Thank you Calm Healthy Horses, from me and from Charlie, who is back to his normal charming and cheeky happy self. I originally stumbled across your website doing grass management research, and as a new horse owner I am so glad I did".
Lorna Douglas

Aspects of Pasture that can Adversely Affect Your Horse

For ‘Grass-Affected’ horses there is no one supplement that fixes all because there are multiple aspects of pasture that can adversely affect them.
And which one affects them can depend on the time of the year, what the weather is doing and what species of grass and its stage of growth.

· Mineral imbalances (worst in short green or lush green fertilized pastures)

· NFC (sugar & starch content, especially in high production grasses/clovers)

· Mycotoxins (especially in perennial rye-grass and regions/times of humidity)

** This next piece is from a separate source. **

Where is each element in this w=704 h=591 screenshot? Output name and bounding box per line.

· Fluorescing Pigments (especially in dark green plants like clover)

· Hormonally active compounds (Mainly in legumes like Lucerne & clover)

Understand there are a LOT of variables to be addressed but with over ten years experience under our belt we have learned that of them all, Mineral Imbalances have the most influence the majority of the time. This we know from the many Forage Analyses we have conducted over the years of grass or hay consumed by horses with various issues.

Dairy pasture (fertilized rye-grass & clover) causes serious issues because it can be potent in all of them at the same time! Such grass is very harmful to your horse’s health and it is much easier to remove that grass from their diet and feed suitable hay than risk the health of your horse and injury to yourself.

What does work well is to feed horses as close to how they are designed to be fed as you can possibly manage. Minimize access to the ‘Green Carpet’ (short, green or lush green), feed plenty of nice mature grass as hay to keep the flora in the hind-gut happy, feed a hard-feed every day with added salt and our top quality Premium vitamins & minerals.
If your grass becomes more of a problem and you are experiencing the signs your horse is not coping then we have products like GrazeEzy & SOS that can help your horse to function normally under the circumstances. Bear in mind the larger the horse the more you have to feed to make a difference. Large horses have proportionately larger requirements.

Most of us are in the same boat – we only have a ‘postage stamp’ sized block of land on which to grow grass for our horses. Inevitably it ends up as a Green Carpet unless we have options (eg Tracks and/or dry Lots) which enable us to allow the remaining grass areas to mature more before grazing.

If your horse does have issues due to his pasture grass then deleting the following from his diet is Step One to lessen his load.

(They are all potassium-rich plus the first three are high in starches & sugars)

· All clover (this may mean spraying out with a broadleaf spray)

· Molasses

· ‘Complete feeds’ that contain molasses, soy, Lucerne or extruded grains

· Lucerne

· Soy

· Seaweed/kelp

For the most serious issues such as laminitis or head-flicking the horse needs to be, at least temporarily removed from all green grass as well.

PIC: Little Sushi was affected by a chronic lack of salt, Mineral Imbalances plus sugar /starch content of the short Green Carpet she lived on. The first photo is the day we met her and the second taken about 6 months after rehabbing at MiniHaHa.